Que les vacances s’achèvent ou pas pour vous, vous pouvez lire La Révolution transhumaniste de Luc Ferry, dont le sous-titre est : « comment la technomédecine et l’ubérisation du monde vont bouleverser nos vies. »

Quand je fais des conférences pour présenter notre étude sur la Révolution Industrielle Numérique, viennent souvent des questions plus philosophiques de type « mais que deviens l’humain dans tout cela ? » ou « l’intelligence artificielle supplantera-t-elle l’homme un jour ? » Je peux avoir des avis sur ces questions, mais, en tant que consultant en Transformation, il me semble qu’il ne m’appartient pas vraiment d’y répondre. En revanche, je peux désormais renvoyer au livre du philosophe Luc Ferry, dont la lecture permet à chacun de se faire une opinion.

Structure du livre

Après avoir planté le décor et expliqué pourquoi il lui semblait indispensable d’écrire sur le sujet alors que la majorité des intellectuels français l’ignore superbement et reste enfermé dans des débats dépassés, Luc Ferry découpe son propos en 3 chapitres et une conclusion :

  • Un premier chapitre où il rappelle ce qu’est le transhumanisme allant du transhumanisme biologique au posthumanisme cybernétique
  • Un deuxième chapitre où il synthétise les arguments des pros et des anti : « bioconservateurs » contre « bioprogressistes »
  • Un troisième chapitre intitulé « l’économie collaborative et l’uberisation du monde » plus proche de nos sujets quotidiens de travail. Il y critique une vision de la révolution internet qui conduirait à la fin du capitalisme et à la fin du travail
  • Une conclusion où il renvoie dos-à-dos le pessimisme conservateur qui voudrait en vain freiner les évolutions technologiques, et ce qu’il appelle la « niaiserie de l’optimisme solutionniste » et ou il plaide pour une régulation politique qui pose des limites sans interdire de manière idéologique, populiste ou non argumentée

Un bon résumé du débat d’idée actuel

Premier avantage du livre : il s’agit d’un remarquable travail de vulgarisation et de synthèse d’autres ouvrages de références qui permet de se faire une bonne vision à date de ces sujets.

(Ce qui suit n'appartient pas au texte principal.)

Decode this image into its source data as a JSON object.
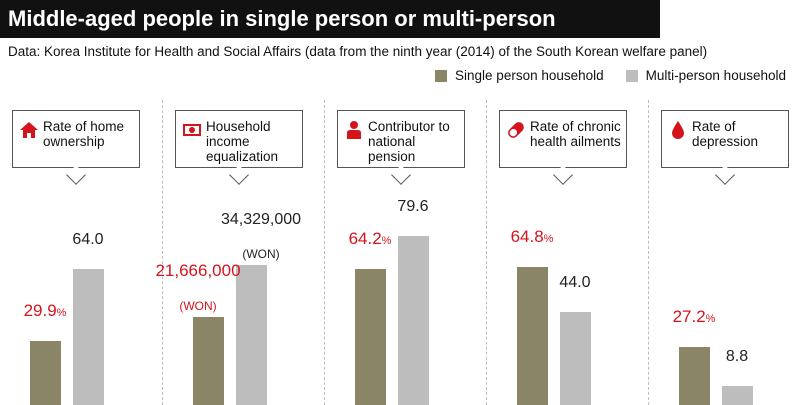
{
  "title": "Middle-aged people in single person or multi-person households",
  "source": "Data: Korea Institute for Health and Social Affairs (data from the ninth year (2014) of the South Korean welfare panel)",
  "colors": {
    "single": "#8a8566",
    "multi": "#bdbdbd",
    "accent": "#d3141c"
  },
  "chart_data": {
    "type": "bar",
    "legend_position": "top-right",
    "series": [
      {
        "name": "Single person household"
      },
      {
        "name": "Multi-person household"
      }
    ],
    "panels": [
      {
        "label": "Rate of home ownership",
        "icon": "house-icon",
        "single": 29.9,
        "multi": 64.0,
        "single_label": "29.9",
        "multi_label": "64.0",
        "single_unit": "%",
        "multi_unit": ""
      },
      {
        "label": "Household income equalization",
        "icon": "money-icon",
        "single": 21666000,
        "multi": 34329000,
        "single_label": "21,666,000",
        "multi_label": "34,329,000",
        "single_unit": "(WON)",
        "multi_unit": "(WON)"
      },
      {
        "label": "Contributor to national pension",
        "icon": "person-icon",
        "single": 64.2,
        "multi": 79.6,
        "single_label": "64.2",
        "multi_label": "79.6",
        "single_unit": "%",
        "multi_unit": ""
      },
      {
        "label": "Rate of chronic health ailments",
        "icon": "pill-icon",
        "single": 64.8,
        "multi": 44.0,
        "single_label": "64.8",
        "multi_label": "44.0",
        "single_unit": "%",
        "multi_unit": ""
      },
      {
        "label": "Rate of depression",
        "icon": "drop-icon",
        "single": 27.2,
        "multi": 8.8,
        "single_label": "27.2",
        "multi_label": "8.8",
        "single_unit": "%",
        "multi_unit": ""
      }
    ]
  }
}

Citons ses principales sources :

  • Les 4 rapports fondateurs du débat sur le transhumanisme : de « Converging Technologies for Improving Human Performance – Nanotechnology, Biotechnology, Information Technology and Cognitive Science », paru en 2003 et qui a inspiré notamment la politique d’investissements de Google au rapport de 2009 du parlement européen intitulé « Human Enhancement »
  • Deux livres vulgarisateurs sur le transhumanisme biologique : La Mort de la mort du Dr Laurent Alexandre et Le transhumanisme est-il un humanisme du philosophe belge Gilbert Hottois
  • Les travaux d’opposants au mouvement transhumanistes que sont Francis Fukuyama et Michael Sandel, Habermas (dont Ferry montre les limites)
  • Pour le chapitre sur l’Ubérisation du Monde, il s’appuie très largement sur les travaux de J. Rifkin à la fois pour louer (et synthétiser) la description qu’ils donnent de la Révolution Internet et pour critiquer leurs conclusions idéologiques sur la fin du capitalisme ou du travail. Dans le paragraphe dédié aux 4 Internets (de la communication, de l’énergie, des objets connectés, de la logistique), il renvoie également au manifeste de Benoît Montreuil publié en 2012 pour un « Internet Physique » consistant à transposer sur le transport des marchandises les concepts des réseaux internet de transports de données.
  • Toujours dans ce chapitre, il s’appuie sur les travaux d’économistes. Schumpeter est pris en référence, mais il pose également les termes du débat contradictoire sur la fin du travail en mettant en miroir les travaux de Daniel Cohen d’un côté et de Nicolas Bouzou de l’autre

Le regard d’un philosophe

Deuxième avantage : Luc Ferry porte sur ces questions son regard de philosophe, montrant la filiation implicite du transhumanisme avec la tradition philosophique matérialiste de Spinoza, quand lui se situe plutôt dans une tradition idéaliste / kantienne. On retrouve là une cohérence avec ses précédents ouvrages, notamment son livre écrit avec son ami matérialiste André Compte-Sponville.

Conclusion

On peut trouver un peu artificielle la juxtaposition du chapitre sur l’économie collaborative à côté des premiers chapitres. Elle n’est toutefois pas illégitime, le projet des transhumanistes étant de faire converger les technologies et de changer la vie, dans tous les domaines.

Au final, un livre dense, assez court, agréable à lire, et qui se lit donc relativement vite. Hautement recommandable.